昨日の当ブログで書いたように、今年の「甲子園」で導入された「タイブレーク」方式には大いに違和感を感じるわけです。「いかに塁に出るか」→「塁に出た走者をいかに進めるか」という作戦、戦術の妙に野球の面白さがあるわけで、それをショートカットしていきなり「無死一・二塁」というのはねえ。そこに至るまでの微妙な流れやアヤがドラマがあるんですがねえ。いきなり、結末だけ見せられる映画みたいです。今大会でも済美高校の「逆転満塁サヨナラホームラン」がありましたが、タイブレークではじめからランナー2人置いた設定からとなると「半分、劇的」という感じです。
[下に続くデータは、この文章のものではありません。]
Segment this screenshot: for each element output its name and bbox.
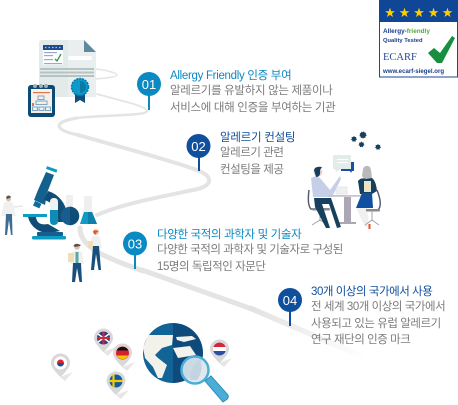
marker 03 bbox=[123, 232, 147, 269]
icon: consulting people bbox=[308, 132, 380, 229]
marker 01: 01 bbox=[142, 77, 156, 92]
step 01 text bbox=[170, 69, 336, 114]
marker 04 bbox=[278, 288, 302, 326]
icon: ECARF seal bbox=[379, 0, 458, 77]
icon: ECARF seal: ECARF bbox=[383, 52, 417, 63]
step 03 description: 15명의 독립적인 자문단 bbox=[157, 260, 266, 272]
icon: ECARF seal: ★ bbox=[414, 7, 425, 19]
icon: flag pin Korea bbox=[51, 354, 73, 381]
step 02 text bbox=[220, 131, 295, 176]
step 01 heading: Allergy Friendly 인증 부여 bbox=[170, 70, 291, 82]
step 03 description bbox=[157, 243, 343, 272]
icon: globe with magnifier bbox=[143, 323, 228, 402]
icon: ECARF seal: Allergy-friendly bbox=[383, 28, 430, 35]
marker 02 bbox=[186, 134, 210, 171]
step 02 description: 알레르기 관련 bbox=[220, 147, 284, 159]
icon: ECARF seal: Quality Tested bbox=[383, 38, 423, 44]
marker 01 bbox=[137, 72, 161, 110]
step 04 description: 전 세계 30개 이상의 국가에서 bbox=[311, 301, 445, 313]
marker 03: 03 bbox=[128, 236, 142, 252]
step 04 description bbox=[311, 300, 445, 346]
icon: flag pin Sweden bbox=[106, 372, 129, 399]
step 04 description: 연구 재단의 인증 마크 bbox=[311, 334, 410, 346]
icon: flag pin Netherlands bbox=[210, 340, 232, 367]
step 01 description bbox=[170, 84, 336, 114]
step 02 description bbox=[220, 146, 284, 176]
winding road bbox=[59, 69, 366, 358]
icon: ECARF seal: ★ bbox=[385, 7, 396, 19]
icon: certificate document bbox=[39, 40, 96, 103]
icon: scientist woman bbox=[88, 229, 102, 270]
step 02 heading: 알레르기 컨설팅 bbox=[220, 132, 295, 144]
step 03 description: 다양한 국적의 과학자 및 기술자로 구성된 bbox=[157, 244, 343, 256]
icon: scientist man bbox=[68, 244, 84, 282]
icon: flag pin UK bbox=[94, 328, 116, 356]
step 03 text bbox=[157, 228, 343, 272]
step 04 description: 사용되고 있는 유럽 알레르기 bbox=[311, 318, 441, 330]
marker 04: 04 bbox=[283, 293, 297, 308]
icon: ECARF seal: ★ bbox=[442, 7, 453, 19]
step 03 heading: 다양한 국적의 과학자 및 기술자 bbox=[157, 229, 301, 241]
step 01 description: 서비스에 대해 인증을 부여하는 기관 bbox=[170, 102, 335, 114]
icon: notepad bbox=[28, 84, 55, 117]
icon: scientist left bbox=[1, 196, 23, 235]
icon: ECARF seal: ★ bbox=[399, 7, 410, 19]
step 04 heading: 30개 이상의 국가에서 사용 bbox=[311, 286, 432, 298]
icon: ECARF seal: ★ bbox=[428, 7, 439, 19]
marker 02: 02 bbox=[191, 139, 206, 154]
icon: flag pin Germany bbox=[113, 344, 135, 371]
icon: microscope and flasks bbox=[23, 166, 97, 240]
step 01 description: 알레르기를 유발하지 않는 제품이나 bbox=[170, 85, 333, 97]
icon: ECARF seal: www.ecarf-siegel.org bbox=[382, 68, 444, 75]
step 02 description: 컨설팅을 제공 bbox=[220, 164, 284, 176]
step 04 text bbox=[311, 285, 445, 346]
過去の大会で「延長戦」はリアルに劇的なドラマを生み出しています。僕が今までの人生で甲子園大会を観た中で一番印象に残っているのが、1969年の決勝戦です。そうです、松山商VS三沢の延長18回同点、引き分け再試合となったゲームです。多くの方もあげるレジェンドというべき試合ですが、少年だった僕はこの夏、沼津の親戚の家にあずけられていて典型的な「昭和の夏」をおくりながら観ていたので個人的な記憶とともに思い出されます。井上明投手と太田幸司投手の息詰まる投手戦で0対0のまま入った延長戦。三沢は15回だったか満塁でサヨナラのチャンスがありました。スリーボールから井上投手が投げた一球が外れたように見えました。「押し出し?」と思ったら判定は「ストライク」で僕もテレビの前で「ええーっ!」と叫んだ記憶があります。misawa
最終18回には太田さんが盗塁を試みてアウトになったりと、裏の攻撃だった三沢は押しながらもホームが遠かったのです。もう本当にテレビの前に釘付けでした。こういった勝利と敗北の運命が行ったり来たりする緊迫感ある試合は観られなくなるかもしれません。(今のところ決勝戦では15回まで延長。再試合はタイブレーク採用というルールです)
あの頃、甲子園に出ていた球児たちはずいぶん年上のお兄さんだったわけですが、ずっと「甲子園大会」を観続け、時が流れ、球児たちもいつの間にか年下となり、そして今や、監督にも年下の人が多くなり、選手の親の年代、どころかヘタしたら選手の祖父に近い歳になってしまいました。第100回記念の大会、自分の人生もずいぶん遠い所まで来てしまったなあという感慨にため息をつくばかりです。